The WWAMI consortium, started in 1971, has grown into a nationally acclaimed rural medicine program named after its five member states: Washington, Wyoming, Alaska, Montana and Idaho.
Based at the University of Washington in Seattle, it emphasizes primary care and decentralized training similar to the approach favored by UC Merced. More than 60 percent of its graduates have stayed to practice within the five states.
Dr. Dan Hunt, who headed the consortium for 17 years, is now senior director of accreditation services at the Association of American Medical Colleges in Washington, D.C., which accredits all U.S. medical schools. A longtime advocate of training more rural doctors, he cautions that launching such programs can face an uphill battle.
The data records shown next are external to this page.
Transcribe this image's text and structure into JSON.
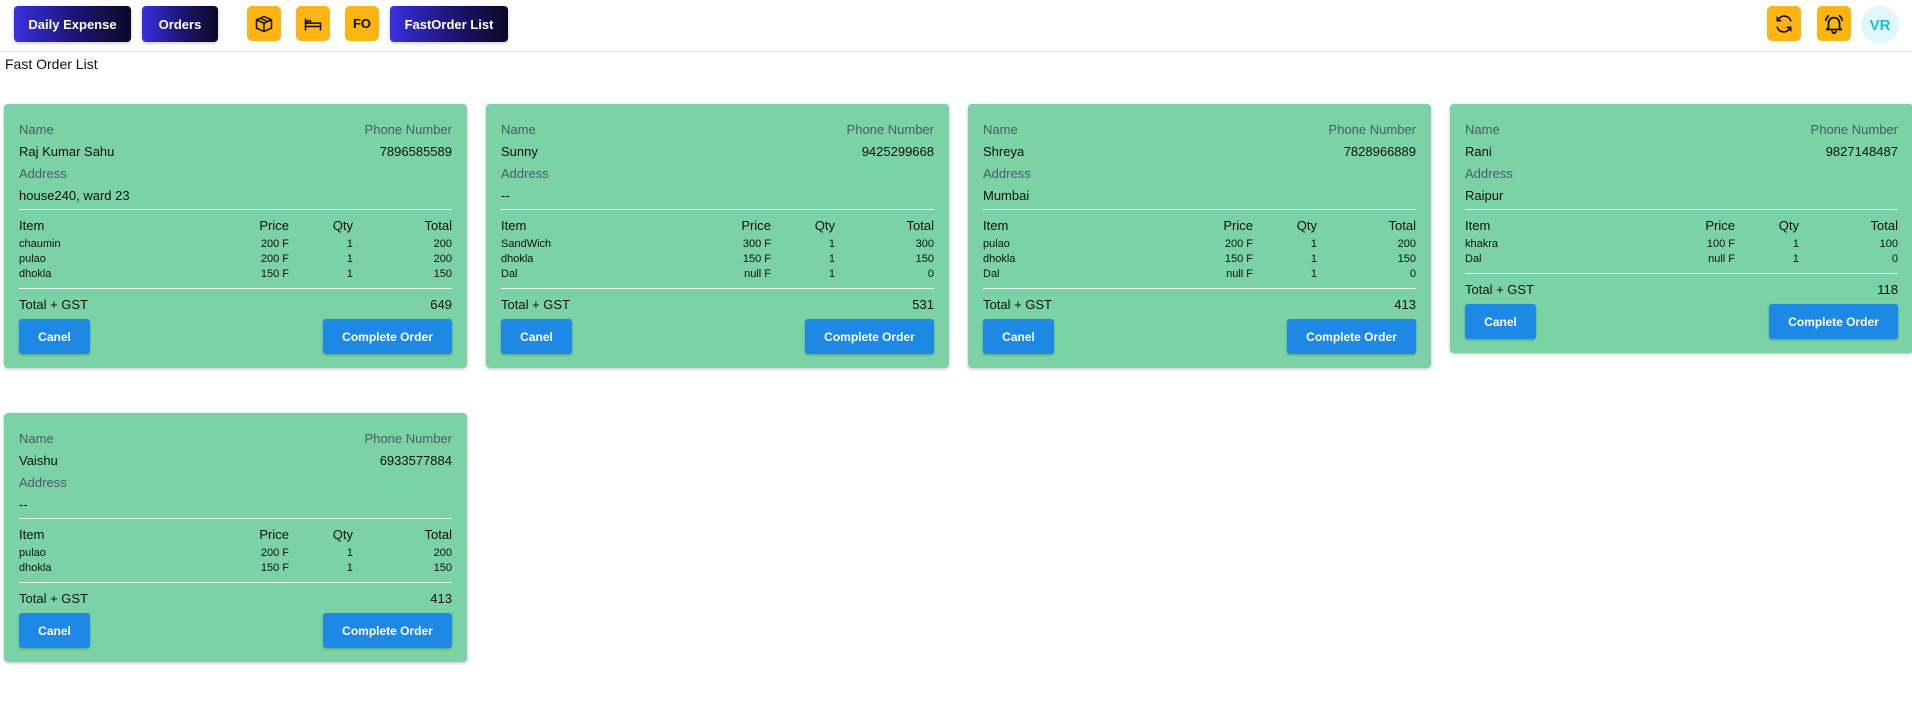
{
  "nav": {
    "daily_expense": "Daily Expense",
    "orders": "Orders",
    "fo": "FO",
    "fast_order_list": "FastOrder List",
    "avatar_initials": "VR"
  },
  "page": {
    "title": "Fast Order List"
  },
  "labels": {
    "name": "Name",
    "phone": "Phone Number",
    "address": "Address",
    "item": "Item",
    "price": "Price",
    "qty": "Qty",
    "total": "Total",
    "total_gst": "Total + GST",
    "cancel": "Canel",
    "complete": "Complete Order"
  },
  "orders": [
    {
      "name": "Raj Kumar Sahu",
      "phone": "7896585589",
      "address": "house240, ward 23",
      "items": [
        {
          "item": "chaumin",
          "price": "200 F",
          "qty": "1",
          "total": "200"
        },
        {
          "item": "pulao",
          "price": "200 F",
          "qty": "1",
          "total": "200"
        },
        {
          "item": "dhokla",
          "price": "150 F",
          "qty": "1",
          "total": "150"
        }
      ],
      "grand_total": "649"
    },
    {
      "name": "Sunny",
      "phone": "9425299668",
      "address": "--",
      "items": [
        {
          "item": "SandWich",
          "price": "300 F",
          "qty": "1",
          "total": "300"
        },
        {
          "item": "dhokla",
          "price": "150 F",
          "qty": "1",
          "total": "150"
        },
        {
          "item": "Dal",
          "price": "null F",
          "qty": "1",
          "total": "0"
        }
      ],
      "grand_total": "531"
    },
    {
      "name": "Shreya",
      "phone": "7828966889",
      "address": "Mumbai",
      "items": [
        {
          "item": "pulao",
          "price": "200 F",
          "qty": "1",
          "total": "200"
        },
        {
          "item": "dhokla",
          "price": "150 F",
          "qty": "1",
          "total": "150"
        },
        {
          "item": "Dal",
          "price": "null F",
          "qty": "1",
          "total": "0"
        }
      ],
      "grand_total": "413"
    },
    {
      "name": "Rani",
      "phone": "9827148487",
      "address": "Raipur",
      "items": [
        {
          "item": "khakra",
          "price": "100 F",
          "qty": "1",
          "total": "100"
        },
        {
          "item": "Dal",
          "price": "null F",
          "qty": "1",
          "total": "0"
        }
      ],
      "grand_total": "118"
    },
    {
      "name": "Vaishu",
      "phone": "6933577884",
      "address": "--",
      "items": [
        {
          "item": "pulao",
          "price": "200 F",
          "qty": "1",
          "total": "200"
        },
        {
          "item": "dhokla",
          "price": "150 F",
          "qty": "1",
          "total": "150"
        }
      ],
      "grand_total": "413"
    }
  ],
  "icons": {
    "box": "package-icon",
    "bed": "bed-icon",
    "refresh": "refresh-icon",
    "bell": "bell-icon"
  },
  "colors": {
    "card": "#7ad2a5",
    "accent_button": "#1e88e5",
    "icon_button": "#fbb411",
    "nav_gradient_start": "#3b2fe0",
    "nav_gradient_end": "#0c0a26"
  }
}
"The rural areas, because they're smaller, they don't have the voice and they don't have the visibility," Hunt said. "The woman who needs to drive a long ways to be treated by an obstetrician just doesn't have that voice that the media can pick up and magnify."
Yet these programs can have an enormous impact, training doctors who will seriously consider rural practices rather than more lucrative specialty posts in cities, he said.
Hunt urges UC planners to pay special attention to who they admit to the new school. Research has shown that medical students are more likely to stay in rural areas if they want to practice there and are exposed to role models who are themselves rural physicians.